Iranian President Hassan Rouhani yesterday warned of a “firm response” if Iran’s nuclear case is referred once again to the United Nations Security Council, with Tehran confirming it was partially withdrawing from the Joint Place of Comprehensive Action (JPCOA) nuclear deal signed in 2015.

The announcement – coming a year to the day since US president Donald Trump pulled the United States out of the accord, which was also signed by Britain, France, Russia, China, Germany and the European Union – raises the prospect of the deal collapsing completely.

After pulling the US out of the agreement, Mr Trump imposed strict sanctions on Iran, which have targeted its oil and banking sectors.

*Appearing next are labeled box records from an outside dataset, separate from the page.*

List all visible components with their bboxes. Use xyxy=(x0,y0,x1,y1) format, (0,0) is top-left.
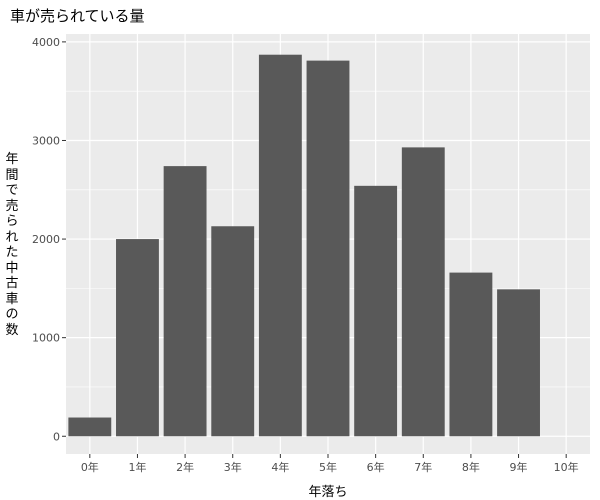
y-tick-label: 1000 xyxy=(32,332,60,345)
x-tick-label: 3年 xyxy=(224,460,242,474)
x-tick-label: 5年 xyxy=(319,460,337,474)
bar xyxy=(116,239,159,437)
bar xyxy=(211,226,255,437)
y-tick-label: 3000 xyxy=(32,134,60,147)
bar xyxy=(401,147,445,437)
x-axis-label: 年落ち xyxy=(308,485,348,500)
bar xyxy=(258,54,302,437)
x-tick-label: 1年 xyxy=(128,460,146,474)
y-tick-label: 4000 xyxy=(32,36,60,49)
bar xyxy=(306,60,350,437)
x-tick-label: 7年 xyxy=(414,460,432,474)
bar xyxy=(354,185,398,437)
x-tick-label: 10年 xyxy=(554,460,579,474)
y-axis-label: 年間で売られた中古車の数 xyxy=(5,152,19,338)
x-tick-label: 6年 xyxy=(367,460,385,474)
x-axis: 0年 1年 2年 3年 4年 5年 6年 7年 8年 9年 10年 xyxy=(81,454,579,474)
bar xyxy=(497,289,540,437)
bar xyxy=(163,166,207,437)
x-tick-label: 9年 xyxy=(510,460,528,474)
x-tick-label: 4年 xyxy=(271,460,289,474)
x-tick-label: 8年 xyxy=(462,460,480,474)
y-tick-label: 0 xyxy=(53,430,60,443)
y-axis: 0 1000 2000 3000 4000 xyxy=(32,36,66,443)
chart-title: 車が売られている量 xyxy=(10,7,145,25)
x-tick-label: 0年 xyxy=(81,460,99,474)
x-tick-label: 2年 xyxy=(176,460,194,474)
bar xyxy=(449,272,493,437)
bar xyxy=(68,417,112,437)
bars xyxy=(68,54,540,437)
y-tick-label: 2000 xyxy=(32,233,60,246)
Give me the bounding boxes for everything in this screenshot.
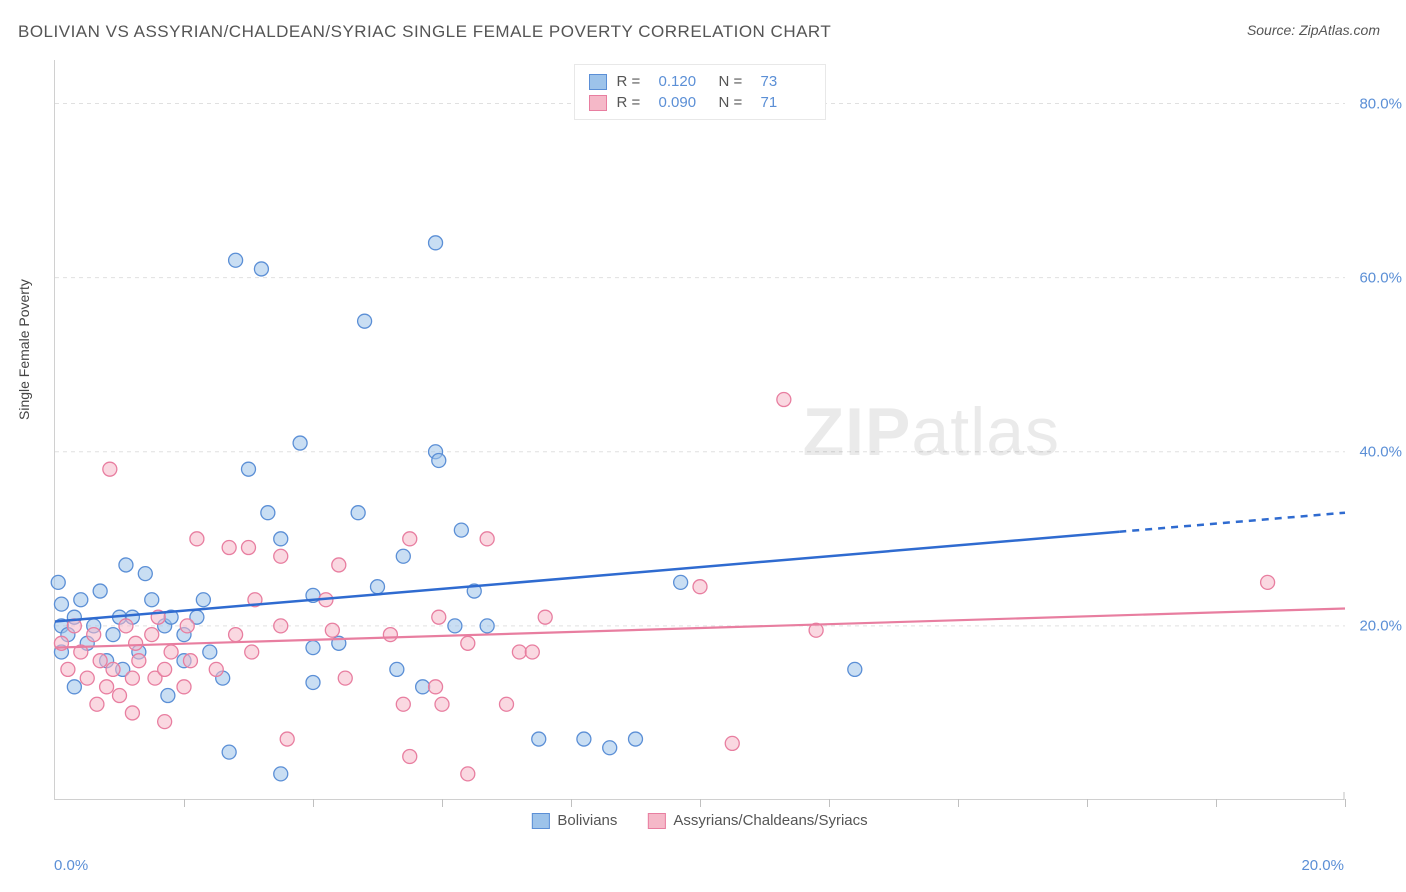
r-value-bolivians: 0.120 (659, 73, 709, 90)
y-tick-label: 40.0% (1359, 443, 1402, 460)
r-value-assyrians: 0.090 (659, 94, 709, 111)
legend-swatch-icon (647, 813, 665, 829)
x-axis-max-label: 20.0% (1301, 857, 1344, 874)
x-tick (313, 799, 314, 807)
legend-swatch-bolivians (589, 74, 607, 90)
y-axis-label: Single Female Poverty (16, 279, 32, 420)
x-tick (958, 799, 959, 807)
x-tick (571, 799, 572, 807)
x-tick (1345, 799, 1346, 807)
x-tick (1216, 799, 1217, 807)
chart-title: BOLIVIAN VS ASSYRIAN/CHALDEAN/SYRIAC SIN… (18, 22, 831, 42)
legend-label-bolivians: Bolivians (557, 812, 617, 829)
y-tick-label: 80.0% (1359, 95, 1402, 112)
x-tick (1087, 799, 1088, 807)
legend-swatch-assyrians (589, 95, 607, 111)
plot-area: R = 0.120 N = 73 R = 0.090 N = 71 Bolivi… (54, 60, 1344, 800)
x-tick (829, 799, 830, 807)
plot-svg (55, 60, 1344, 799)
x-tick (184, 799, 185, 807)
x-axis-min-label: 0.0% (54, 857, 88, 874)
legend-item-bolivians: Bolivians (531, 812, 617, 829)
legend-row-bolivians: R = 0.120 N = 73 (589, 71, 811, 92)
correlation-legend: R = 0.120 N = 73 R = 0.090 N = 71 (574, 64, 826, 120)
series-legend: Bolivians Assyrians/Chaldeans/Syriacs (531, 812, 867, 829)
n-value-assyrians: 71 (761, 94, 811, 111)
legend-label-assyrians: Assyrians/Chaldeans/Syriacs (673, 812, 867, 829)
legend-row-assyrians: R = 0.090 N = 71 (589, 92, 811, 113)
source-attribution: Source: ZipAtlas.com (1247, 22, 1380, 38)
y-tick-label: 60.0% (1359, 269, 1402, 286)
x-tick (700, 799, 701, 807)
chart-container: BOLIVIAN VS ASSYRIAN/CHALDEAN/SYRIAC SIN… (0, 0, 1406, 892)
legend-item-assyrians: Assyrians/Chaldeans/Syriacs (647, 812, 867, 829)
legend-swatch-icon (531, 813, 549, 829)
y-tick-label: 20.0% (1359, 617, 1402, 634)
n-value-bolivians: 73 (761, 73, 811, 90)
x-tick (442, 799, 443, 807)
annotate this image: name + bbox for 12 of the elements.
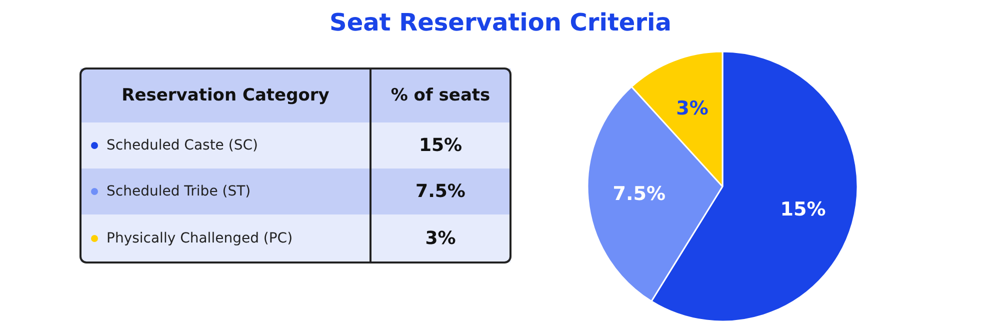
text: % of seats: [390, 86, 490, 106]
legend-label: Scheduled Tribe (ST): [106, 184, 251, 200]
text: 7.5%: [416, 181, 466, 202]
text: 3%: [425, 228, 456, 249]
legend-label: Physically Challenged (PC): [106, 230, 293, 246]
chart-title: Seat Reservation Criteria: [330, 8, 672, 36]
data-label: 3%: [676, 97, 708, 120]
data-label: 7.5%: [612, 183, 666, 206]
text: 15%: [418, 135, 462, 156]
data-label: 15%: [780, 198, 826, 220]
legend-label: Scheduled Caste (SC): [106, 138, 258, 154]
legend-title: Reservation Category: [122, 86, 330, 106]
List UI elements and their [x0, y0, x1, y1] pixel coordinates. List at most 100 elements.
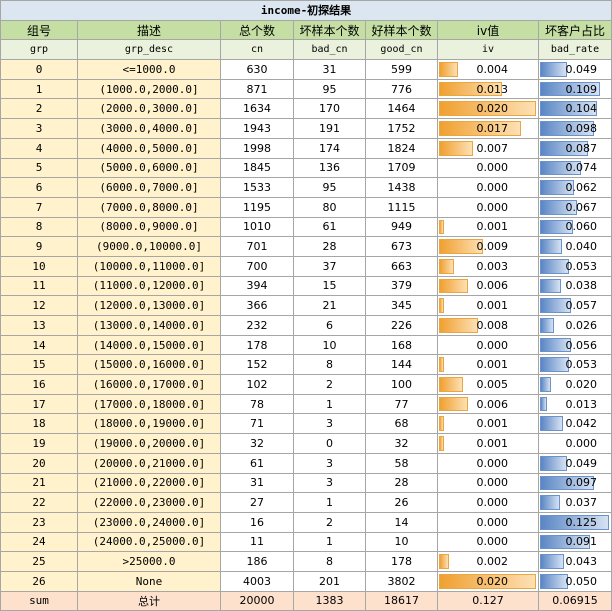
table-row: 12 (12000.0,13000.0] 366 21 345 0.001 0.057 — [0, 295, 612, 316]
good-count-cell: 776 — [365, 78, 438, 100]
desc-cell: (3000.0,4000.0] — [77, 118, 221, 139]
desc-cell: (6000.0,7000.0] — [77, 177, 221, 198]
count-cell: 178 — [220, 334, 294, 356]
iv-value: 0.003 — [476, 259, 509, 273]
group-cell: 7 — [0, 196, 78, 218]
bad-rate-cell: 0.042 — [537, 413, 612, 435]
bad-rate-data-bar — [540, 101, 598, 117]
bad-count-cell: 15 — [293, 275, 366, 297]
bad-count-cell: 37 — [293, 255, 366, 277]
good-count-cell: 14 — [365, 511, 438, 533]
iv-data-bar — [439, 239, 483, 254]
iv-value: 0.009 — [476, 240, 509, 254]
desc-cell: <=1000.0 — [77, 59, 221, 80]
count-cell: 4003 — [220, 570, 294, 592]
count-cell: 394 — [220, 275, 294, 297]
count-cell: 16 — [220, 511, 294, 533]
count-cell: 1533 — [220, 177, 294, 198]
iv-data-bar — [439, 436, 444, 451]
bad-rate-cell: 0.026 — [537, 315, 612, 336]
group-cell: 13 — [0, 315, 78, 336]
bad-rate-value: 0.056 — [565, 338, 598, 352]
bad-rate-value: 0.087 — [565, 141, 598, 155]
bad-rate-value: 0.050 — [565, 574, 598, 588]
iv-data-bar — [439, 258, 454, 274]
iv-value: 0.020 — [476, 102, 509, 116]
group-cell: 2 — [0, 98, 78, 120]
count-cell: 11 — [220, 531, 294, 553]
table-row: 11 (11000.0,12000.0] 394 15 379 0.006 0.038 — [0, 275, 612, 297]
group-cell: 15 — [0, 354, 78, 376]
sum-desc: 总计 — [77, 590, 221, 611]
sum-bad: 1383 — [293, 590, 366, 611]
good-count-cell: 673 — [365, 236, 438, 257]
group-cell: 23 — [0, 511, 78, 533]
iv-cell: 0.004 — [437, 59, 539, 80]
desc-cell: (1000.0,2000.0] — [77, 78, 221, 100]
count-cell: 630 — [220, 59, 294, 80]
group-cell: 20 — [0, 452, 78, 474]
bad-rate-value: 0.097 — [565, 476, 598, 490]
count-cell: 871 — [220, 78, 294, 100]
iv-data-bar — [439, 396, 469, 412]
bad-count-cell: 0 — [293, 433, 366, 454]
bad-rate-value: 0.013 — [565, 397, 598, 411]
desc-cell: (9000.0,10000.0] — [77, 236, 221, 257]
iv-cell: 0.001 — [437, 354, 539, 376]
bad-rate-data-bar — [540, 318, 555, 333]
table-row: 4 (4000.0,5000.0] 1998 174 1824 0.007 0.087 — [0, 137, 612, 159]
desc-cell: None — [77, 570, 221, 592]
iv-value: 0.006 — [476, 397, 509, 411]
bad-rate-value: 0.104 — [565, 102, 598, 116]
bad-rate-value: 0.060 — [565, 220, 598, 234]
table-row: 3 (3000.0,4000.0] 1943 191 1752 0.017 0.098 — [0, 118, 612, 139]
iv-cell: 0.000 — [437, 157, 539, 179]
bad-count-cell: 21 — [293, 295, 366, 316]
count-cell: 1845 — [220, 157, 294, 179]
iv-cell: 0.006 — [437, 393, 539, 415]
sum-row: sum 总计 20000 1383 18617 0.127 0.06915 — [0, 590, 612, 611]
bad-rate-data-bar — [540, 278, 561, 294]
bad-rate-cell: 0.020 — [537, 374, 612, 395]
bad-rate-data-bar — [540, 377, 552, 392]
group-cell: 12 — [0, 295, 78, 316]
bad-rate-value: 0.026 — [565, 318, 598, 332]
header-grp-code: grp — [0, 39, 78, 61]
count-cell: 152 — [220, 354, 294, 376]
group-cell: 19 — [0, 433, 78, 454]
iv-cell: 0.013 — [437, 78, 539, 100]
iv-value: 0.000 — [476, 200, 509, 214]
table-row: 18 (18000.0,19000.0] 71 3 68 0.001 0.042 — [0, 413, 612, 435]
desc-cell: (15000.0,16000.0] — [77, 354, 221, 376]
bad-rate-value: 0.057 — [565, 299, 598, 313]
iv-data-bar — [439, 377, 464, 392]
count-cell: 61 — [220, 452, 294, 474]
header-bad-code: bad_cn — [293, 39, 366, 61]
bad-count-cell: 191 — [293, 118, 366, 139]
bad-count-cell: 80 — [293, 196, 366, 218]
desc-cell: (20000.0,21000.0] — [77, 452, 221, 474]
table-row: 14 (14000.0,15000.0] 178 10 168 0.000 0.056 — [0, 334, 612, 356]
table-row: 19 (19000.0,20000.0] 32 0 32 0.001 0.000 — [0, 433, 612, 454]
iv-data-bar — [439, 357, 444, 373]
bad-rate-value: 0.040 — [565, 240, 598, 254]
good-count-cell: 949 — [365, 216, 438, 238]
iv-value: 0.001 — [476, 299, 509, 313]
count-cell: 102 — [220, 374, 294, 395]
good-count-cell: 100 — [365, 374, 438, 395]
table-row: 6 (6000.0,7000.0] 1533 95 1438 0.000 0.062 — [0, 177, 612, 198]
iv-value: 0.001 — [476, 417, 509, 431]
iv-cell: 0.000 — [437, 511, 539, 533]
sum-label: sum — [0, 590, 78, 611]
group-cell: 11 — [0, 275, 78, 297]
bad-rate-cell: 0.060 — [537, 216, 612, 238]
iv-value: 0.001 — [476, 436, 509, 450]
table-row: 13 (13000.0,14000.0] 232 6 226 0.008 0.026 — [0, 315, 612, 336]
bad-rate-cell: 0.067 — [537, 196, 612, 218]
desc-cell: >25000.0 — [77, 551, 221, 572]
group-cell: 9 — [0, 236, 78, 257]
good-count-cell: 77 — [365, 393, 438, 415]
bad-count-cell: 2 — [293, 511, 366, 533]
bad-rate-value: 0.053 — [565, 259, 598, 273]
good-count-cell: 345 — [365, 295, 438, 316]
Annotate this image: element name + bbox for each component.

The precise terms of Iran’s partial withdrawal remain unclear, though the IRNA news agency said Mr Rouhani would explain Iran’s decision more fully in letters to leaders of Britain, France and Germany – although these letters will not be made public.

Iranian foreign minister Mohammed Javad Zarif separately will write to the European Union, the agency said.

Meanwhile, the ISNA news agency reported yesterday that Mr Zarif had travelled to Moscow to meet Russian leader Vladimir Putin to discuss bilateral and international issues, without elaborating.

Details of the letters, all to signatories of the 2015 accord, will not be publicly disclosed, it said.

The Kremlin today said Iran had been provoked into rolling back some of the terms of a 2015 nuclear deal due to external pressure which it blamed on the United States.

Iran said earlier on Wednesday it had started scaling back parts of its commitments under the deal and threatened to do more if world powers did not protect it from U.S. sanctions, a year after Washington pulled out of the pact.

Kremlin spokesman Dmitry Peskov told reporters on a conference call: “President Putin has repeatedly spoken of the consequences of unthought-out steps regarding Iran and by that I mean the decision taken by Washington to quit the deal.

“Now we are seeing those consequences are starting to happen.”